If you know anything about Dick Lundy you probably know he’s the creator of Donald Duck. You might not know that he was one of the first personality animators in Disney history and a pioneer in that aspect in the art form. Lundy came to the studio in the late 20s right after the steaming success of Steamboat Willie. He started in the ink and paint department but moved up to the position of animator in March 1930. Lundy was a principal animator on the huge hit The Three Little Pigs and also created Donald Duck in his animation in Orphan’s Benefit. He animated the duck all throughout his debut short. Dick next went on to animate the dwarfs in Snow White, where he was along with Art Babbitt one of only two animators not to get a raise on the film. In 1937 Lundy moved up to the position as a director where he directed many Donald Duck shorts and later 10,500 feet of war shorts. He left for Walter Lantz in October 1943. Besides Walter Lantz Lundy would also worked at MGM and Hanna-Barbara before retiring in 1973. He also was one of a group of veterans who controversially supported Ralph Bashki’s X-rated animated films.
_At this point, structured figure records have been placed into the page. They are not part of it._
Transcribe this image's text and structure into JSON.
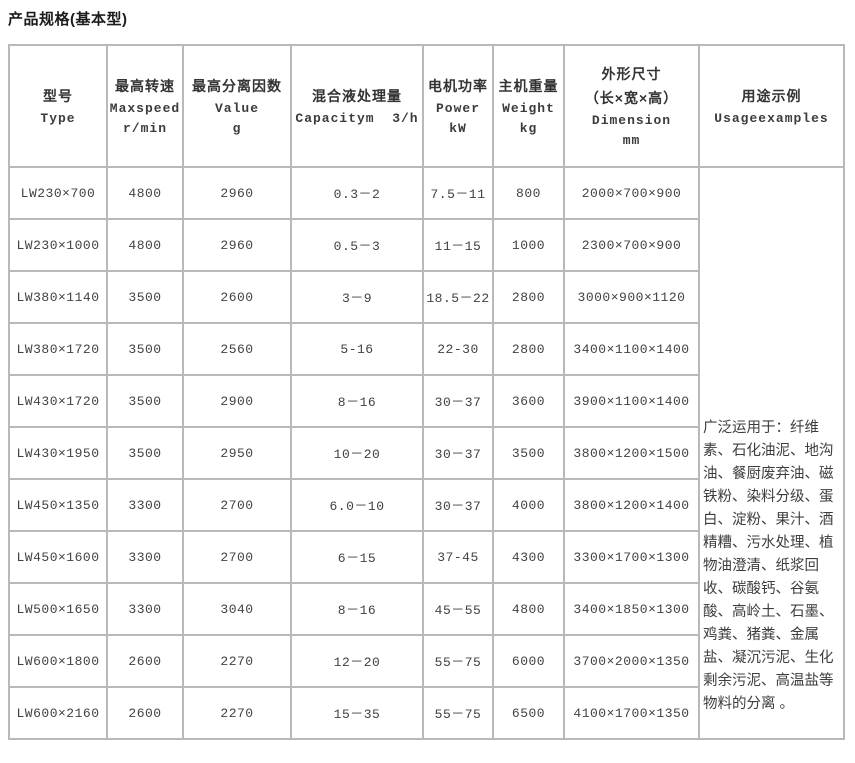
{
  "title": "产品规格(基本型)",
  "table": {
    "columns": [
      {
        "zh": "型号",
        "en": "Type"
      },
      {
        "zh": "最高转速",
        "en": "Maxspeed",
        "unit": "r/min"
      },
      {
        "zh": "最高分离因数",
        "en": "Value",
        "unit": "g"
      },
      {
        "zh": "混合液处理量",
        "en": "Capacitym  3/h"
      },
      {
        "zh": "电机功率",
        "en": "Power",
        "unit": "kW"
      },
      {
        "zh": "主机重量",
        "en": "Weight",
        "unit": "kg"
      },
      {
        "zh": "外形尺寸",
        "zh2": "（长×宽×高）",
        "en": "Dimension",
        "unit": "mm"
      },
      {
        "zh": "用途示例",
        "en": "Usageexamples"
      }
    ],
    "rows": [
      {
        "model": "LW230×700",
        "speed": "4800",
        "factor": "2960",
        "capacity": "0.3－2",
        "power": "7.5－11",
        "weight": "800",
        "dimension": "2000×700×900"
      },
      {
        "model": "LW230×1000",
        "speed": "4800",
        "factor": "2960",
        "capacity": "0.5－3",
        "power": "11－15",
        "weight": "1000",
        "dimension": "2300×700×900"
      },
      {
        "model": "LW380×1140",
        "speed": "3500",
        "factor": "2600",
        "capacity": "3－9",
        "power": "18.5－22",
        "weight": "2800",
        "dimension": "3000×900×1120"
      },
      {
        "model": "LW380×1720",
        "speed": "3500",
        "factor": "2560",
        "capacity": "5-16",
        "power": "22-30",
        "weight": "2800",
        "dimension": "3400×1100×1400"
      },
      {
        "model": "LW430×1720",
        "speed": "3500",
        "factor": "2900",
        "capacity": "8－16",
        "power": "30－37",
        "weight": "3600",
        "dimension": "3900×1100×1400"
      },
      {
        "model": "LW430×1950",
        "speed": "3500",
        "factor": "2950",
        "capacity": "10－20",
        "power": "30－37",
        "weight": "3500",
        "dimension": "3800×1200×1500"
      },
      {
        "model": "LW450×1350",
        "speed": "3300",
        "factor": "2700",
        "capacity": "6.0－10",
        "power": "30－37",
        "weight": "4000",
        "dimension": "3800×1200×1400"
      },
      {
        "model": "LW450×1600",
        "speed": "3300",
        "factor": "2700",
        "capacity": "6－15",
        "power": "37-45",
        "weight": "4300",
        "dimension": "3300×1700×1300"
      },
      {
        "model": "LW500×1650",
        "speed": "3300",
        "factor": "3040",
        "capacity": "8－16",
        "power": "45－55",
        "weight": "4800",
        "dimension": "3400×1850×1300"
      },
      {
        "model": "LW600×1800",
        "speed": "2600",
        "factor": "2270",
        "capacity": "12－20",
        "power": "55－75",
        "weight": "6000",
        "dimension": "3700×2000×1350"
      },
      {
        "model": "LW600×2160",
        "speed": "2600",
        "factor": "2270",
        "capacity": "15－35",
        "power": "55－75",
        "weight": "6500",
        "dimension": "4100×1700×1350"
      }
    ],
    "usage_text": "广泛运用于：纤维素、石化油泥、地沟油、餐厨废弃油、磁铁粉、染料分级、蛋白、淀粉、果汁、酒精糟、污水处理、植物油澄清、纸浆回收、碳酸钙、谷氨酸、高岭土、石墨、鸡粪、猪粪、金属盐、凝沉污泥、生化剩余污泥、高温盐等物料的分离 。"
  }
}
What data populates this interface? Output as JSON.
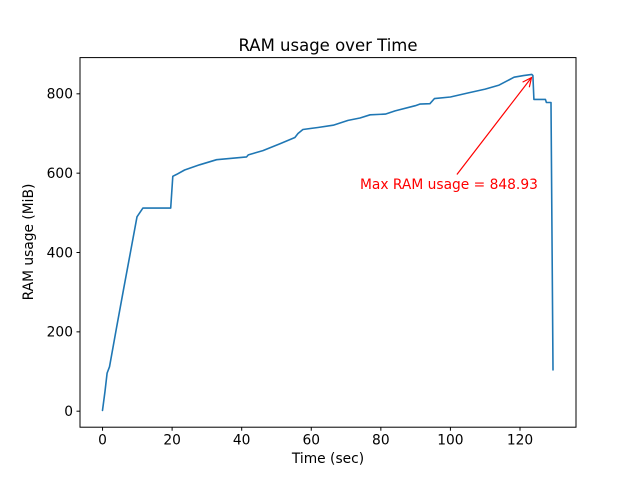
{
  "chart_data": {
    "type": "line",
    "title": "RAM usage over Time",
    "xlabel": "Time (sec)",
    "ylabel": "RAM usage (MiB)",
    "line_color": "#1f77b4",
    "axis_color": "#000000",
    "grid": false,
    "xlim": [
      -6.48,
      136.1
    ],
    "ylim": [
      -40.35,
      891.3
    ],
    "xticks": [
      0,
      20,
      40,
      60,
      80,
      100,
      120
    ],
    "yticks": [
      0,
      200,
      400,
      600,
      800
    ],
    "x": [
      0,
      0.7,
      1.3,
      2.0,
      4.0,
      6.0,
      8.0,
      9.9,
      11.6,
      19.6,
      20.2,
      21.3,
      23.6,
      27.9,
      32.8,
      41.4,
      41.9,
      46.1,
      51.0,
      55.3,
      56.2,
      57.6,
      61.9,
      66.3,
      70.6,
      74.0,
      76.9,
      81.3,
      84.1,
      89.9,
      91.2,
      94.1,
      95.4,
      100,
      105,
      110,
      114,
      118.3,
      121,
      123.4,
      123.7,
      124.0,
      127.3,
      127.6,
      128.9,
      129.5
    ],
    "y": [
      2,
      50,
      96,
      112,
      210,
      305,
      400,
      490,
      512,
      512,
      592,
      597,
      608,
      621,
      634,
      641,
      646,
      657,
      674,
      690,
      700,
      710,
      715,
      721,
      733,
      739,
      747,
      749,
      757,
      770,
      774,
      775,
      788,
      792,
      802,
      812,
      822,
      842,
      846,
      848.93,
      846,
      786,
      786,
      778,
      778,
      104
    ],
    "max_value": 848.93,
    "annotation": {
      "text": "Max RAM usage = 848.93",
      "xy": [
        124,
        848.93
      ],
      "xytext": [
        74,
        563
      ],
      "color": "#ff0000"
    }
  }
}
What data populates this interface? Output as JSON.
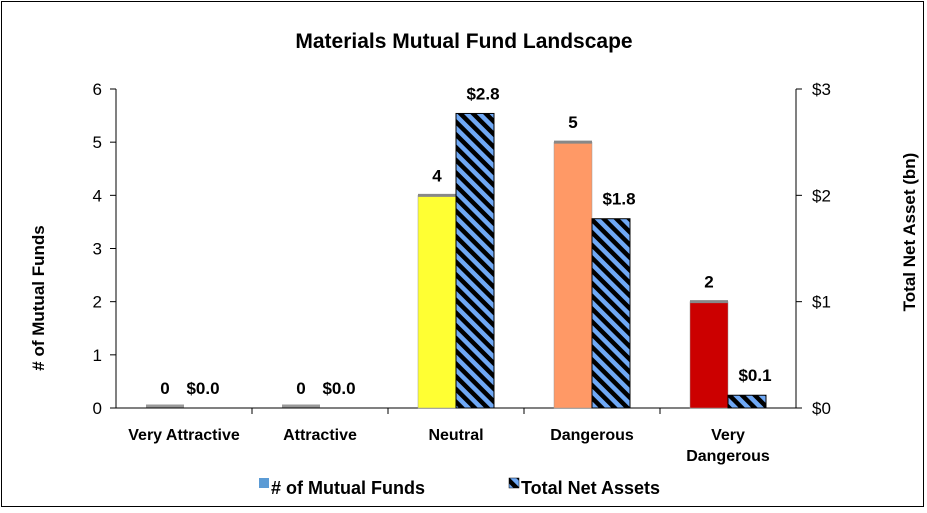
{
  "chart_data": {
    "type": "bar",
    "title": "Materials Mutual Fund Landscape",
    "categories": [
      "Very Attractive",
      "Attractive",
      "Neutral",
      "Dangerous",
      "Very Dangerous"
    ],
    "category_lines": [
      [
        "Very Attractive"
      ],
      [
        "Attractive"
      ],
      [
        "Neutral"
      ],
      [
        "Dangerous"
      ],
      [
        "Very",
        "Dangerous"
      ]
    ],
    "y_left": {
      "label": "# of Mutual Funds",
      "ylim": [
        0,
        6
      ],
      "ticks": [
        "0",
        "1",
        "2",
        "3",
        "4",
        "5",
        "6"
      ]
    },
    "y_right": {
      "label": "Total Net Asset (bn)",
      "ylim": [
        0,
        3
      ],
      "ticks": [
        "$0",
        "$1",
        "$2",
        "$3"
      ]
    },
    "series": [
      {
        "name": "# of Mutual Funds",
        "axis": "left",
        "values": [
          0,
          0,
          4,
          5,
          2
        ],
        "labels": [
          "0",
          "0",
          "4",
          "5",
          "2"
        ],
        "colors": [
          "#7f7f7f",
          "#7f7f7f",
          "#ffff33",
          "#ff9966",
          "#cc0000"
        ],
        "legend_color": "#5b9bd5"
      },
      {
        "name": "Total Net Assets",
        "axis": "right",
        "values": [
          0.0,
          0.0,
          2.77,
          1.78,
          0.12
        ],
        "labels": [
          "$0.0",
          "$0.0",
          "$2.8",
          "$1.8",
          "$0.1"
        ],
        "fill": "#6fa8f5",
        "hatch_color": "#000000"
      }
    ],
    "legend": "bottom",
    "grid": false
  }
}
     Dick Lundy was one of the studios first analytical personality animators. In a letter to Mark Mayerson Lundy said, “I always tried to give the personality a comedy twist, with a gesture, a body action, or a twist of the mouth or head. When I animated dances I tried to do the same thing. Now with a funny personality leading up to a physical gag which was funny (usually the way the character reacted) you usually ended up with something twice as funny.” Before animators like him, animators wouldn’t give more personality and emotion than a simple reaction to something that was happening. They never had real feeling and you didn’t know who those characters really were. Lundy was one of the first to escape that trend and he really worked hard to give his characters a complete personality as well as communicate that personality through the character’s actions and movements. Lundy also was pretty analytical with his timing and movements. Study his walk scenes and you’ll get a great grasp of Lundy’s talents in full use. They’re caricatured and comic but they show real personality and his skills as at analyzing and thinking about a scene.


     Lundy’s impact is by most sources very underrated. Most of his achievements are given soul credit to animators such as Fred Moore, Art Babbitt, and Ham Luske while actually his time at the Disney studio predated all three of those men. In the Illusion of Life Frank Thomas and Ollie Johnston pointed out that Fred Moore was greatly inspired by Dick’s draftsmanship abilities and skills in understanding a character’s personality. At the time Lundy started doing his own thing the only animator ahead of him in that regard was Norman Ferguson, who was the first animator to stress thought process and performance in his animation. This is also completely leaving out Dick Lundy’s achievement of creating Donald Duck. Pay close attention in the shorts of the 30s and you’ll see that Lundy’s scenes were revolutionary and crucial in the development of personality animation.


     What is inspiring to me about Dick is his understanding of a character’s personality and skill in communicating a gesture in the most effective way. To me the most important step for an animator to make artistically is to make his work have meaning and to show feeling & character. If not they’re just being careless like a drunk guy is playing with his glass or when a baby plays with a wallet. Not only do you have to understand this but you have to communicate it through walks, movements, gestures, and expressions. Like Milt Kahl once said “To be worth a grain of salt in this business you ought to understand movement.” I originally was more concerned with designs and cleanliness in my sketchbooks. However over time I realized my stuff felt like drawings, not something breathing and believable. I took my focus away on perfection and put it more on emotion as well as essence. When drawing a character I now try to think about their personality and what expresses their character in the most effective way. Studying the work of animators like Dick Lundy was a key way I knew I had to make this arc. However you can’t stop there and you have to keep working until you create something believable. Thanks Dick for your contributions to the art form and to my artistic development as well as the artistic development of countless others.

Lundy’s Work

Snow White- Animator on Dwarfs

2 Responses to “44. Dick Lundy”

  1. Ian Miska Says:

    This is the correct last name of animator Myron “Waldman” from Fleischer and Paramount studios and Hal Seeger Productions.

  2. Amy Kelly Says:

    Thank you for honoring my Grandfather’s work in such a way. He was a very gifted man.